Recently, I was having a discussion with a law professor who looks at matters from a historical perspective. While such law professors are not professional historians, many of them have adopted the historian’s perspective. During our discussion, one aspect of the dispute between historians and originalist law professors became crystal clear.

When historians are making claims about the original meaning, they look at the matter, naturally enough, from a historian’s perspective. There will be several possibilities.

  1. The matter was discussed and there was a dominant opinion on it.
  2. The matter was discussed and there was no dominant opinion. Instead, there was a relatively even split of opinion on the matter.
  3. The matter was not discussed at all or rarely discussed.

When confronted with these circumstances, the historian tends to view only case 1 as having an answer. The reason I think is straightforward: the historian is attempting to report the past and there is only evidence from the past of an answer as to 1.

Case 3 involves a situation where the past does not tell us anything (except that the matter was not considered). Case 2 involves a situation where the past tell us there was no clear answer. We certainly cannot report that the past has an unambiguous answer as to 2.

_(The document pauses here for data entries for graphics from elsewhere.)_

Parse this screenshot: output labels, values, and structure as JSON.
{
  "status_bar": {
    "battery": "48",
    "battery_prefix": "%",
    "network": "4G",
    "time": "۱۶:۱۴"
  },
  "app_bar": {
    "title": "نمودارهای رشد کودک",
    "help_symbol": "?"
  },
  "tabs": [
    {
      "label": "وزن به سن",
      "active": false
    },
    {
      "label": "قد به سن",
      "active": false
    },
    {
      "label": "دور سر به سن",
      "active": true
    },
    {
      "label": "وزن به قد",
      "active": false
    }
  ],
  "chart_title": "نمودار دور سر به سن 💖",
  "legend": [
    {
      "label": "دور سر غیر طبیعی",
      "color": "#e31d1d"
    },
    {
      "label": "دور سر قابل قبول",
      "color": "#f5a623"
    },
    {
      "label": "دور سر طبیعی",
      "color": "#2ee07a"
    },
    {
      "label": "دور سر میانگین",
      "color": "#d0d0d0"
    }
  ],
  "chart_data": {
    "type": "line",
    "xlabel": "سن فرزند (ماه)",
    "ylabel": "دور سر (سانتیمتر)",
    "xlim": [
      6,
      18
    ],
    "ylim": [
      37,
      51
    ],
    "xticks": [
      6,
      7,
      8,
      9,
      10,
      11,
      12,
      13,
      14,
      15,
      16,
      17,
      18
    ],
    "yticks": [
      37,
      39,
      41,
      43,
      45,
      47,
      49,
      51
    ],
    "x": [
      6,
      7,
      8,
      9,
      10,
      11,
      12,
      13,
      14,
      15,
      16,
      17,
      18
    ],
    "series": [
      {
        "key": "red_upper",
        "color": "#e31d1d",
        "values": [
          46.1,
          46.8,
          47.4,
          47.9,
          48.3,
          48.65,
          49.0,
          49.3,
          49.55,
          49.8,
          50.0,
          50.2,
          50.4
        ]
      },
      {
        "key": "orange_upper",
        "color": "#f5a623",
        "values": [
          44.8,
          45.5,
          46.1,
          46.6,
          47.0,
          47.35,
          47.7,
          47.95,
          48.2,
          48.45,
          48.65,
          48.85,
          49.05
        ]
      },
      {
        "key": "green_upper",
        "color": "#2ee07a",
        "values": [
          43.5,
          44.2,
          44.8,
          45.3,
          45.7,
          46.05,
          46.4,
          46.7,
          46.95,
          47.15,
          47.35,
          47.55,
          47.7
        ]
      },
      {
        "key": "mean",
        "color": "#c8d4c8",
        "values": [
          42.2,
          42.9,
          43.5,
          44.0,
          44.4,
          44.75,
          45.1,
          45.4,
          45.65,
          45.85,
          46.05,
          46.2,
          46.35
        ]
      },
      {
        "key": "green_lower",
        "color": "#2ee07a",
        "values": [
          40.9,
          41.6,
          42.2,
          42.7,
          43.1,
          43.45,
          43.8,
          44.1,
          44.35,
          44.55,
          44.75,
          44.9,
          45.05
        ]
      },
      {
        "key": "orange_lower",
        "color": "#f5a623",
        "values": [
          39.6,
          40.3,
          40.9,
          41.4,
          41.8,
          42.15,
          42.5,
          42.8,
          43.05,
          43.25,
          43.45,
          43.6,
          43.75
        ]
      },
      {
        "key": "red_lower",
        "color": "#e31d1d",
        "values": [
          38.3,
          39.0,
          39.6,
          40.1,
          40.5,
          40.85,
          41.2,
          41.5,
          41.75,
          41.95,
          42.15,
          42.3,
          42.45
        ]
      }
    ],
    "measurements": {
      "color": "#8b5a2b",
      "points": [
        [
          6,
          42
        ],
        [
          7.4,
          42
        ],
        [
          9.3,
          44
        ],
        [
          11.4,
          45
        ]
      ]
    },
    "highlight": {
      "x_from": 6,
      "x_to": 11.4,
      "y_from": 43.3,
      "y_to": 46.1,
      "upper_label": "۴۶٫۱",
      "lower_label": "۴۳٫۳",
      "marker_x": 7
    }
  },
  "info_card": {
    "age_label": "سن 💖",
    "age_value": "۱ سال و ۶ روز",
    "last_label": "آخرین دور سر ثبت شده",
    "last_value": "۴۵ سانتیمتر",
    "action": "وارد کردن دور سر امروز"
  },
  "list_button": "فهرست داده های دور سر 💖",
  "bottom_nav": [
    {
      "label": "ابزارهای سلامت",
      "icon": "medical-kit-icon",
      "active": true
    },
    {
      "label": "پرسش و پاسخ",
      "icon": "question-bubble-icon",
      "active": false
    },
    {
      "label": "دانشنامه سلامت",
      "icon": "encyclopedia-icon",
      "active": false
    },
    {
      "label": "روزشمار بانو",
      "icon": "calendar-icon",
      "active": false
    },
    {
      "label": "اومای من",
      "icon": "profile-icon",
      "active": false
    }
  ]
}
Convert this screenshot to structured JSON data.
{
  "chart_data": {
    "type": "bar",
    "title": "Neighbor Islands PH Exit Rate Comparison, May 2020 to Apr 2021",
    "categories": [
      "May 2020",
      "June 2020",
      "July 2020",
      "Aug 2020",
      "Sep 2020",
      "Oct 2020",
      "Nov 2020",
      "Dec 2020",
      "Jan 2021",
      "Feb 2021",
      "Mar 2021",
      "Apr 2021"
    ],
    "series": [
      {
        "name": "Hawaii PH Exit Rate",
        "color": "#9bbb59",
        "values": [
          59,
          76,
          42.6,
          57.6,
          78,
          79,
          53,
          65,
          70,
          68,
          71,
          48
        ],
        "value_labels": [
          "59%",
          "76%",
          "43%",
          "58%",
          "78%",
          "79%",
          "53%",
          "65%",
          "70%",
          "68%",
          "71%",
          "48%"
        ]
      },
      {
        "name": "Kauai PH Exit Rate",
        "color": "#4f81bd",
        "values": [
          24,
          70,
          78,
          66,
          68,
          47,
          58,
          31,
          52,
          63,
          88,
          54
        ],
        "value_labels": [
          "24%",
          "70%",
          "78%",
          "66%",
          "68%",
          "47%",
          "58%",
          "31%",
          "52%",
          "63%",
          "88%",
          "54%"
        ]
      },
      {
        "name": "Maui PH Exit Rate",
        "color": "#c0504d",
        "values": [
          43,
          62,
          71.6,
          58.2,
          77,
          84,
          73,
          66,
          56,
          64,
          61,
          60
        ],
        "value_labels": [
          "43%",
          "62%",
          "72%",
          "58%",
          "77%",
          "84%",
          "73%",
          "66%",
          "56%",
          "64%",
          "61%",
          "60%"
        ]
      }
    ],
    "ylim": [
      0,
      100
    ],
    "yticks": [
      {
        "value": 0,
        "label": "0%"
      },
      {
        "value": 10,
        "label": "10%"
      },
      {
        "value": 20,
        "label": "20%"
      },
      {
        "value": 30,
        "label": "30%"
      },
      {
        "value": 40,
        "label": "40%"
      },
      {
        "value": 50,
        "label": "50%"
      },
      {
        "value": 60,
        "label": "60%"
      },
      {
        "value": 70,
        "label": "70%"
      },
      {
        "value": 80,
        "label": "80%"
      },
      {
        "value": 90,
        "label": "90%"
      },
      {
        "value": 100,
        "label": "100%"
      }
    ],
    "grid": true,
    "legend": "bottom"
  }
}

The originalist will view things differently. The reason is that the originalist is not looking for “what the past tells us about a matter.” The originalist is looking for the original meaning. The discussions at the time offer some evidence of the original meaning, but they do not determine the answer to the matter. Thus, the originalist might give different answers than the historian.

In case number 3, the originalist might conclude that one opinion was the original meaning and might even conclude that this is the clear original meaning. People might not have talked about it because the issue did not arise or because the answer was clear. Of course, it is also possible there was no clear original meaning, not because it was not discussed, but because the answer was simply a hard one.

In case number 2, the originalist again might conclude that one of the two contending opinions was the original meaning. Although the Framers’ generation may have been split, one of the opinions may appear stronger to us. In fact, the originalist might even conclude that one of the contending opinions was the clear original meaning. This is, of course, not the result we would expect, because the Framers’ generation was split on the issue. But sometimes this evidence can be outweighed by other considerations. For example, a political party might have adopted a position on an issue because it furthered their political interests, even though the Constitution did not really support their argument. In this situation, the original meaning might clearly support a result rejected by one of the political parties.

What about case number 1? In this case, I admit I would be reluctant to conclude that the original meaning (or the clear original meaning) went against the consensus at the time. But, of course, it might be possible in an extraordinary situation.

In the end, there is a difference between “what the past is telling us” as understood by the historian and “what the original meaning is” as understood by originalists. It is important to keep this distinction in mind when reviewing debates between historians and originalists. Originalists are happy to consider what historians say about matters, but we should remember that often historians have a different objective than originalists do.